LONDON’S football scene can be incestuous, rather like the Square Mile, where every leading financial operator is likely to know a very large percentage of his City peers.
Football’s intertwined fraternity was nicely illustrated in recent weeks when Tim Sherwood has been firmly linked with Harry Redknapp’s job at Queens Park Rangers. Harry managed Tottenham not so long ago where Sherwood was a coach, some way down the ranks.
Last winter, Harry’s replacement at Spurs, Andre Villas-Boas, became another victim of chairman Daniel Levy’s nervous trigger-finger.
Levy then tried to get his ducks in a row. He wanted Holland boss Louis van Gaal to become Spurs’ battle-hardened winner but knew he would have to wait until after the summer’s World Cup.
So Levy required a good stand-in; good enough to erase the hammerings under AVB and possibly even gatecrash Champions League qualification. He temporarily handed the reins to reserve coach Sherwood – while discreetly approaching club legend Glenn Hoddle.

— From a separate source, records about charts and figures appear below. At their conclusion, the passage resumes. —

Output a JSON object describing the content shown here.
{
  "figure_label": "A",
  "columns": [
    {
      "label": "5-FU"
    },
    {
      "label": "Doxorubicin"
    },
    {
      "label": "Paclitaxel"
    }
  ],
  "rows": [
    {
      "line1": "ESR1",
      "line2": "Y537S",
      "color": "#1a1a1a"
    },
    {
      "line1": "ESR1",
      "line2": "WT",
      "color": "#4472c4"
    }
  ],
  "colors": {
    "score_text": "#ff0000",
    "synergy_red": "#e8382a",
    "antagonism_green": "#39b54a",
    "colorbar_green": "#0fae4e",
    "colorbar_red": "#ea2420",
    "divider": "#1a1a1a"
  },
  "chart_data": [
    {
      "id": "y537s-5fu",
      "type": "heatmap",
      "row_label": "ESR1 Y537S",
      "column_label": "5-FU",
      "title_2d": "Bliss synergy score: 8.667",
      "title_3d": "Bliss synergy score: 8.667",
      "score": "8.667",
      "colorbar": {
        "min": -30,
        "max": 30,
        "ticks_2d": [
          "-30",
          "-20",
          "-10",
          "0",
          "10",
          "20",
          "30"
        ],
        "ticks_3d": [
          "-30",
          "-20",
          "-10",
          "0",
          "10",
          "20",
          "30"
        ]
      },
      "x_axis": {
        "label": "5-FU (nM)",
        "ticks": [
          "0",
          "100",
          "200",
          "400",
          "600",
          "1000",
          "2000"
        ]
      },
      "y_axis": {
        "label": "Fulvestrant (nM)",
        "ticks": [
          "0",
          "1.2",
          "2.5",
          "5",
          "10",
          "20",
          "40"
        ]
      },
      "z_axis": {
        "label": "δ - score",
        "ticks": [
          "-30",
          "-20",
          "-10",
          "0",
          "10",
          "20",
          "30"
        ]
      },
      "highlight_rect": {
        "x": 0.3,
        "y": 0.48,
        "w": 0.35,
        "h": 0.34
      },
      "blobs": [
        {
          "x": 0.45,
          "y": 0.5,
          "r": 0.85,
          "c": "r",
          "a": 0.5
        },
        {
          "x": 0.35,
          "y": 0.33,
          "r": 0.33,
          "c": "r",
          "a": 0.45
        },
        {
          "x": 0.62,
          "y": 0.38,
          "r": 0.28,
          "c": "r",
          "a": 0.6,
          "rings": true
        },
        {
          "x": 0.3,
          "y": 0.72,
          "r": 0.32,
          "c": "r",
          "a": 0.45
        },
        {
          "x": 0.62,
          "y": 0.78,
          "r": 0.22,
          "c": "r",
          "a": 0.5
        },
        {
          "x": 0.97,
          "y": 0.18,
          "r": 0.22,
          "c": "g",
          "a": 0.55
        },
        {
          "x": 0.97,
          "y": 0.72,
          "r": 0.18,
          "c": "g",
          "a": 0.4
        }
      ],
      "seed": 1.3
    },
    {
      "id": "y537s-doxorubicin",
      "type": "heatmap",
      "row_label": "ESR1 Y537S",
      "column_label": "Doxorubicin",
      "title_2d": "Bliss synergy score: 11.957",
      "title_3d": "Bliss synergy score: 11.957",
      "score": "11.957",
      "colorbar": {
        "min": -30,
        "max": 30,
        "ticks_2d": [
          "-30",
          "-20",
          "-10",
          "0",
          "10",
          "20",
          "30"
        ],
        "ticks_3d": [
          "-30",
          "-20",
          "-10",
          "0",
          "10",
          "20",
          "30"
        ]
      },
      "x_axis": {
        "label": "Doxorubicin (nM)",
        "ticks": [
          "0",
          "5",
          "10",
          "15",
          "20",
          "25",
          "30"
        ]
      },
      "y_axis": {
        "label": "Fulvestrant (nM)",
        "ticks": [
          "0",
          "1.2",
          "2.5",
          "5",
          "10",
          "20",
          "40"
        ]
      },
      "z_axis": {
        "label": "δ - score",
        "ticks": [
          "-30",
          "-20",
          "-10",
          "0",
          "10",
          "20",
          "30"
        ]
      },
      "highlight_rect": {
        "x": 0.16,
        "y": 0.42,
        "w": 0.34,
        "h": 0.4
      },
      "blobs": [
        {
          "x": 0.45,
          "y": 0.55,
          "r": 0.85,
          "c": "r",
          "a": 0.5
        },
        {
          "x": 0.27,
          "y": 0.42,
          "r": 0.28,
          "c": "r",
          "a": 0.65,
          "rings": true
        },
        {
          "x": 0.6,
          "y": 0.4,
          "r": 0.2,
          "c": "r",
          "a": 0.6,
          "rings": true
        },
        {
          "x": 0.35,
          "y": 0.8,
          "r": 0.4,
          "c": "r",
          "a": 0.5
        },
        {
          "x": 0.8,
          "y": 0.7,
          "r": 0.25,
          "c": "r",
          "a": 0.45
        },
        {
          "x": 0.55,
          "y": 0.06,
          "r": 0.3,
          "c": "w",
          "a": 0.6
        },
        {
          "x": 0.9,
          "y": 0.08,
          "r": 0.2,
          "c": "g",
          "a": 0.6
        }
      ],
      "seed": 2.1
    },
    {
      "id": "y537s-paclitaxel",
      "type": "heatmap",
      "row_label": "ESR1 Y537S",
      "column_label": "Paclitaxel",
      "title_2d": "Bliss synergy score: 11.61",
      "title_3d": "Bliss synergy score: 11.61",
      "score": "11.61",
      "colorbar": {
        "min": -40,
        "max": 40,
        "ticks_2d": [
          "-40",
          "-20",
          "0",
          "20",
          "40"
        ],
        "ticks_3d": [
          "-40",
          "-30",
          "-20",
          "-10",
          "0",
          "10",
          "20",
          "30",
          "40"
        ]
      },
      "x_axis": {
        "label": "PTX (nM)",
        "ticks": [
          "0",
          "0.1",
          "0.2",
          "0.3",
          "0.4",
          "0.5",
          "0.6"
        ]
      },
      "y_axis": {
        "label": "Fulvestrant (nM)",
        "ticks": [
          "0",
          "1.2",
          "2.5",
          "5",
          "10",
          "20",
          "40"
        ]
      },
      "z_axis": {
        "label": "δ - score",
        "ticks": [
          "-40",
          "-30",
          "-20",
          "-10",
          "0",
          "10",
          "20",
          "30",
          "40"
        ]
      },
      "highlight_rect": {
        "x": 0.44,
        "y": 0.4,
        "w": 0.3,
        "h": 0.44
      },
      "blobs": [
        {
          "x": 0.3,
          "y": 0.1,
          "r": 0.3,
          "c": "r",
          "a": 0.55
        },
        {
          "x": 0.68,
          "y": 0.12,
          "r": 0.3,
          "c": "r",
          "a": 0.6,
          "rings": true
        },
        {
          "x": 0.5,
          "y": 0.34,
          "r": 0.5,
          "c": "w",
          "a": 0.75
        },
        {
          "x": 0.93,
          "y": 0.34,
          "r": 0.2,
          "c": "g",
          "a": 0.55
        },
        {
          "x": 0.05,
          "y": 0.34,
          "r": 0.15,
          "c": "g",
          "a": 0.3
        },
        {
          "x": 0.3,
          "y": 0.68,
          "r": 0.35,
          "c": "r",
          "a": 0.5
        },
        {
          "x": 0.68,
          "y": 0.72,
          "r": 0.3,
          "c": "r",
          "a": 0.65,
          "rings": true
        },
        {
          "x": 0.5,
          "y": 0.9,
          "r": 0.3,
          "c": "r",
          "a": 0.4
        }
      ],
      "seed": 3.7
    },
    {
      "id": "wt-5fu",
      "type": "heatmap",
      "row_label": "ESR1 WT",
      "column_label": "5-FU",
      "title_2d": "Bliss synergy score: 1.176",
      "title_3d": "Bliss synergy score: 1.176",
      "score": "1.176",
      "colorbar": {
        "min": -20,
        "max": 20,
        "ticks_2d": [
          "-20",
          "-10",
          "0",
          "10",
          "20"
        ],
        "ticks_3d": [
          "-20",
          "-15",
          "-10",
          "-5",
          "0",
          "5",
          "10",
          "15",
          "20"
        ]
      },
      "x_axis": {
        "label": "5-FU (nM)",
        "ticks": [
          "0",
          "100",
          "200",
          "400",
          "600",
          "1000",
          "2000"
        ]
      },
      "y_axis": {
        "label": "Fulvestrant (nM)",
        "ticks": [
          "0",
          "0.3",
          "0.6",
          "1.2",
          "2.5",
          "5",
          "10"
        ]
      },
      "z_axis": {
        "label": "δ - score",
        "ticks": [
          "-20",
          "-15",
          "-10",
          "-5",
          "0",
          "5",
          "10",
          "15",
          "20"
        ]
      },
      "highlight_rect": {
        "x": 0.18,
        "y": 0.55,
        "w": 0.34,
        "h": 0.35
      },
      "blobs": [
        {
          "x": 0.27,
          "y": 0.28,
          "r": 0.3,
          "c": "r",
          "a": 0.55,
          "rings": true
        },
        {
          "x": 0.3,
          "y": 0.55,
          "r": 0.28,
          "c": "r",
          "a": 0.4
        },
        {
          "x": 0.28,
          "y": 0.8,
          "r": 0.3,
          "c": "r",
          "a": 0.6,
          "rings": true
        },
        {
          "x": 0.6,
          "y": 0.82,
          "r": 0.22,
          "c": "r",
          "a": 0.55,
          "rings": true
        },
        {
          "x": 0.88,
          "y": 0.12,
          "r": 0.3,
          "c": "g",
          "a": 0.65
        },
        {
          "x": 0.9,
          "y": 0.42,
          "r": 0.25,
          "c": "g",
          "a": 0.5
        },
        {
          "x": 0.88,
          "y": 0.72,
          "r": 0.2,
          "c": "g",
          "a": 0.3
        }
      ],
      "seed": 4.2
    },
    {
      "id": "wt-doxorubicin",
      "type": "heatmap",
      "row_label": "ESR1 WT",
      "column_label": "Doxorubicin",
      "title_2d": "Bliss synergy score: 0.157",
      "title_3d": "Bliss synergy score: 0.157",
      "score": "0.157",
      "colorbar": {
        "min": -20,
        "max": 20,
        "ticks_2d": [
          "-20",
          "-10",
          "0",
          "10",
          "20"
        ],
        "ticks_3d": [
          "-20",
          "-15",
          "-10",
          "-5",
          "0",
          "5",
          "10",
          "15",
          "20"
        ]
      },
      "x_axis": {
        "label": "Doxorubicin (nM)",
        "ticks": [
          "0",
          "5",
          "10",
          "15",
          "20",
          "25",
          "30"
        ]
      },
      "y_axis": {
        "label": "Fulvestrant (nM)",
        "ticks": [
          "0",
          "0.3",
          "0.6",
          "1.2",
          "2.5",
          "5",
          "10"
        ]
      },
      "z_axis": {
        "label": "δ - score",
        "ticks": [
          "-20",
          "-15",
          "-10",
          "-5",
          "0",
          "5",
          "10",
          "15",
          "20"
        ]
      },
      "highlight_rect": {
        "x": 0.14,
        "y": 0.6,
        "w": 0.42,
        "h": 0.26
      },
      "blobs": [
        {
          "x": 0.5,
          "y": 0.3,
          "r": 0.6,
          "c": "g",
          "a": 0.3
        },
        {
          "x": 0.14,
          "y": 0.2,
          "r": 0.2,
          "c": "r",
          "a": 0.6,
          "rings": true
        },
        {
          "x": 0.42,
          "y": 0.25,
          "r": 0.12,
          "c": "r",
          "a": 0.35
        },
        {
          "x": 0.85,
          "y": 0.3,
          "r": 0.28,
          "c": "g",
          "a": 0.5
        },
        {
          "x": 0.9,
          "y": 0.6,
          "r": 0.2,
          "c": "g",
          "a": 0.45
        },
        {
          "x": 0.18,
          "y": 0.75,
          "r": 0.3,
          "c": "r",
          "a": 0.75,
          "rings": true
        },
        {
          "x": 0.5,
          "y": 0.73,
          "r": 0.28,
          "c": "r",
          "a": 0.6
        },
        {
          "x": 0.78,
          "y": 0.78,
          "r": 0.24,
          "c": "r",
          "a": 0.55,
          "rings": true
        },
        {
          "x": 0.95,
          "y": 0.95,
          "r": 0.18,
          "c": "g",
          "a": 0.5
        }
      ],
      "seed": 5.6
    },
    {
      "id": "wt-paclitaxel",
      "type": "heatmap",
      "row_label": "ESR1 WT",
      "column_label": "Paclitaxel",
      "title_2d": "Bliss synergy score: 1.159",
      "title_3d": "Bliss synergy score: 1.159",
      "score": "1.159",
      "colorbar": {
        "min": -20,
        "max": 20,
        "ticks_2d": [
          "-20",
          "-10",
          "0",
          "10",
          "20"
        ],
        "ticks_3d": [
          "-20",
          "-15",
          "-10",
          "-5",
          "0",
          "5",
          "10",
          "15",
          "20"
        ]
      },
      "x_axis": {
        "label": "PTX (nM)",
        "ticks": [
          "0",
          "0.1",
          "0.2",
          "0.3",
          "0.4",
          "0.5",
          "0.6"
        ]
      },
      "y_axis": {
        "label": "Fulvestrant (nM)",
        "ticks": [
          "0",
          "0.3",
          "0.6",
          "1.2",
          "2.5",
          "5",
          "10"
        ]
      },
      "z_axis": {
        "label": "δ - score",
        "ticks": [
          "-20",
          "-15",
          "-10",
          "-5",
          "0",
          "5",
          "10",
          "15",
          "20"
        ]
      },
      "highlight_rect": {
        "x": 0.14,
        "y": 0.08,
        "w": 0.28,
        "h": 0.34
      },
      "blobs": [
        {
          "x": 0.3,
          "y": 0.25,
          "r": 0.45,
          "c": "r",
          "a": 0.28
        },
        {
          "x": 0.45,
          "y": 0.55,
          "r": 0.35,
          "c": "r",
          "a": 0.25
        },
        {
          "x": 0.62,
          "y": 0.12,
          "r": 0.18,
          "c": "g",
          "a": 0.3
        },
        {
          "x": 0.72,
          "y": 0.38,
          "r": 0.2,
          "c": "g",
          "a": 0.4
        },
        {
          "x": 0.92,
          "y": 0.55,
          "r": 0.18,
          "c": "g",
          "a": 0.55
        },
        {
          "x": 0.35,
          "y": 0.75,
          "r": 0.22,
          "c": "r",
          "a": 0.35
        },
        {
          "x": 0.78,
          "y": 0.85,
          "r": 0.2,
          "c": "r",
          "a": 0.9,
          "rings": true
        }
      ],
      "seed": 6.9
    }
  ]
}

Hoddle told Levy he would do anything to help the club he’s always loved. If Levy wanted a short-term minder, he would mind the shop until the summer. Levy was apparently delighted and Hoddle was so sure he had the job, he allowed himself to publicly drop his guard – just a little – on Sky Sports.
On matchday pundit duty for television coverage of Spurs’ trip to Southampton, the weekend after AVB’s dismissal, Hoddle agreed to talk about Tottenham. While never suggesting the job was in his pocket, Hoddle told the Super Sunday TV audience that he was prepared to help out his old club in any way. If they asked for him, he’d be there.
A couple of hours later, Spurs staged a fine comeback at St Mary’s, inspired by Emmanuel Adebayor’s two goals, to win 3-2. It was Sherwood’s first Premier League game in charge. And less than 24 hours later, Levy handed Sherwood an 18-month contract.
Privately, Hoddle was dumbfounded. And yet, not totally surprised. This is football, after all. And probably everyone, including Sherwood, knew the 18-month contract was no more than a device to guarantee him a payoff for six months’ work.
Spurs spoke at length to Van Gaal but did not get him (he eventually had bigger fish to fry). And so Hoddle, his appetite whetted by the mid-winter dalliance with Levy, decided to accept Redknapp’s August invitation to become QPR’s first-team coach, weaving it around his existing commitments to TV and elsewhere.
A couple of months on, with Rangers struggling, Hoddle finds himself mentioned as a possible successor to 64-year-old Redknapp. It may or may not be the right move for Hoddle – but guess who is likely to stand in his way? That’s right, Tim Sherwood.
The same Sherwood who played under Hoddle in the early 2000s and had plenty of (none too complimentary) things to say when the manager let him go. Incestuous? Sure. But 100 per cent football, and London football at that.